Are Cisco and Red Hat Getting Cozy?
When Red Hat kicks off its big customer summit June 18 in Boston, the open source giant will bring along a rather large — and surprising — date: Cisco Systems Inc. Why does Cisco plan to hang out at one of the open source industry’s largest events? The VAR Guy has a few hunches.
Over the past year or so, Cisco has begun a quiet metamorphosis. During meetings with The VAR Guy in 2006, Cisco could barely utter the term “open source,” and company insiders weren’t familiar with industry players like Canonical, SugarCRM or MySQL (since acquired by Sun Microsystems).
But by mid-2007, The VAR Guy noticed some small but significant changes. During a media gathering in Dublin, Ireland, Cisco managers actually uttered the “open source” term, and they spoke a bit about their efforts to get open source (and closed source) application developers aboard the unified communications bandwagon.
Good News, Bad News
The VAR Guy isn’t suggesting that Cisco is ready to start open sourcing all of its software projects. But the networking company is starting to realize that open source is both a blessing and a burden.
On the upside, Cisco can leverage open source partners to fend off Microsoft’s unified communication efforts. We all know that application developers are the key to winning platform wars. And in Cisco’s mind, the next big platform is unified communications.
Now, for the challenge: Open source also threatens Cisco in some ways, particularly at the low end of the market where companies like Digium, Untangle and others are promoting open source networking, IP PBX and security solutions.
Open source won’t threaten to destroy Cisco anytime soon, but Cisco isn’t waiting around to see how the competitive landscape evolves.
Welcome to Red Hat Summit
Instead, Cisco is attending — and even sponsoring — events like Red Hat Summit.
During the summit, Cisco is expected to describe how its products complement Red Hat’s middleware. But The VAR Guy thinks Cisco will spend considerable time listening to attendees — rather than pitching products.
Microsoft spent the 1990s ignoring and dismissing competitive threats from Linux. Apparently, Cisco is determined to avoid that mistake in the modern age of Web 2.0 and open applications.
Ignoring open source would mean dismissing dozens of application companies — and thousands of independent programmers — who can add value to Cisco’s unified communications strategy.
I think this has more to do with open source networking and less to do with unified open source applications. Most ISVs, open or closed source, aren’t writing unified applications yet.
“2006, Cisco could barely utter the term “open source,” and company insiders weren’t familiar with industry players like Canonical, SugarCRM or MySQL”
I would expect not. Canonical was barely a blip in 2006. Canonical is still a _tiny_ player in the Open Source are, regardless of their relentless marketing machine. And what would SugarCRM have to do with Ciscos’ primary business? Or a database? Maybe if you where mentioning python-twisted, Cacti, Nagios, nmap or a host of other applications that might have something to do with their core business they would reacted differently.

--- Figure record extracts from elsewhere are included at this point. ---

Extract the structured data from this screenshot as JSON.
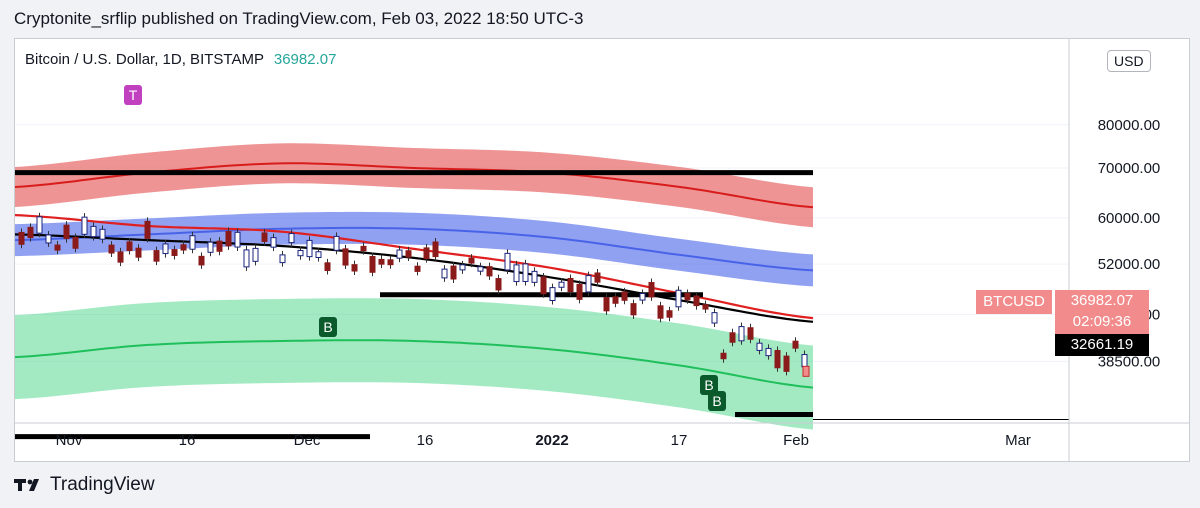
{
  "header": {
    "published_text": "Cryptonite_srflip published on TradingView.com, Feb 03, 2022 18:50 UTC-3"
  },
  "legend": {
    "symbol": "Bitcoin / U.S. Dollar, 1D, BITSTAMP",
    "last_price": "36982.07"
  },
  "currency_label": "USD",
  "price_scale": [
    "80000.00",
    "70000.00",
    "60000.00",
    "52000.00",
    "44500.00",
    "38500.00"
  ],
  "last_badge": {
    "ticker": "BTCUSD",
    "price": "36982.07",
    "countdown": "02:09:36"
  },
  "level_badge": {
    "price": "32661.19"
  },
  "time_axis": [
    "Nov",
    "16",
    "Dec",
    "16",
    "2022",
    "17",
    "Feb",
    "Mar"
  ],
  "markers": [
    {
      "label": "T",
      "kind": "top",
      "color": "#c040c0"
    },
    {
      "label": "B",
      "kind": "buy",
      "color": "#0b5a2c"
    },
    {
      "label": "B",
      "kind": "buy",
      "color": "#0b5a2c"
    },
    {
      "label": "B",
      "kind": "buy",
      "color": "#0b5a2c"
    }
  ],
  "colors": {
    "up": "#26a69a",
    "down": "#c62828",
    "buy_marker": "#0b5a2c",
    "top_marker": "#c040c0",
    "band_red": "#e34d4d",
    "band_blue": "#4863e8",
    "band_green": "#34d07a",
    "ma_black": "#000000"
  },
  "footer": {
    "brand": "TradingView"
  },
  "chart_data": {
    "type": "line",
    "y_scale": "log",
    "ylim": [
      30000,
      84000
    ],
    "x": [
      "Nov",
      "16",
      "Dec",
      "16",
      "2022",
      "17",
      "Feb"
    ],
    "series": [
      {
        "color": "#e34d4d",
        "values": [
          66000,
          69000,
          71000,
          70000,
          69000,
          66000,
          62000
        ]
      },
      {
        "color": "#4863e8",
        "values": [
          56000,
          57000,
          58000,
          58000,
          56500,
          53500,
          51000
        ]
      },
      {
        "color": "#34d07a",
        "values": [
          39000,
          40500,
          41000,
          41000,
          40000,
          38000,
          35500
        ]
      },
      {
        "color": "#e02020",
        "values": [
          60500,
          58500,
          57500,
          54500,
          51500,
          47500,
          44000
        ]
      },
      {
        "color": "#000000",
        "values": [
          57000,
          56000,
          55000,
          53000,
          50000,
          46500,
          43500
        ]
      }
    ],
    "horizontal_levels": [
      69000,
      47300,
      32661.19,
      30500
    ],
    "last_price": 36982.07
  }
}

Cisco has been working with F/LOSS developers for years – they are now just publicizing the fact.
Joe: The VAR Guy understands your points, but there were key “silos” of expertise in Cisco. Sure, some Cisco insiders knew about free and open source software. But a great many people in Cisco marketing didn’t understand how the worlds of networking, open source and applications would converge two years ago.
Here we are in 2008, and everyone is marching toward unified communications — CRM, databases and other apps tied to unified call centers, etc.
An other explanation: chance are that all sorts of System and Network Admins would attend such conf therefore it would be an other mean to reach one of their core audience.
Quoting from here: http://www.redhat.com/about/news/prarchive/2007/mrg.html
“As a working group member of AMQP, Cisco has been collaborating with Red Hat for over 18 months on low-latency optimization of AMQP and MRG Messaging open middleware protocols across InfiniBand compute fabrics,” said Bill Erdman, marketing director, Data Center Technology Group at Cisco. “Through this collaboration with Red Hat we are insuring that MRG is fully interoperable and offers enhanced services, including quality of service, manageability and increased delivery reliability.”
Dim @5: Great to hear, but many people in CSCO are only now getting a feel for open source. The VAR Guy has covered CSCO since 1992… Linux got its start in the early 1990s. Red Hat went public in 1999… Now, CSCO is finally waking up to the world of open source. It’s one thing to “work” with red hat in a working group, it’s quite another for CSCO to open its wallet and sponsor a major Red Hat event. Correction: The major Red Hat event of the year. Smart move on CSCO’s part, The VAR Guy believes.
Having worked at Cisco for eight years previously, Cisco certainly used Linux for many different product lines typically on management platforms, SAN products or Wireless controllers. There is a lot of ‘siloed’ expertise as someone pointed out earlier.
I think the point that isn’t being brought up is that Cisco now views Microsoft as its #1 threat in unified communications and other areas. I think they are just solidly placing themselves on the other side to be honest. They see a cost/competitive advantage and want to help set the “other” standard.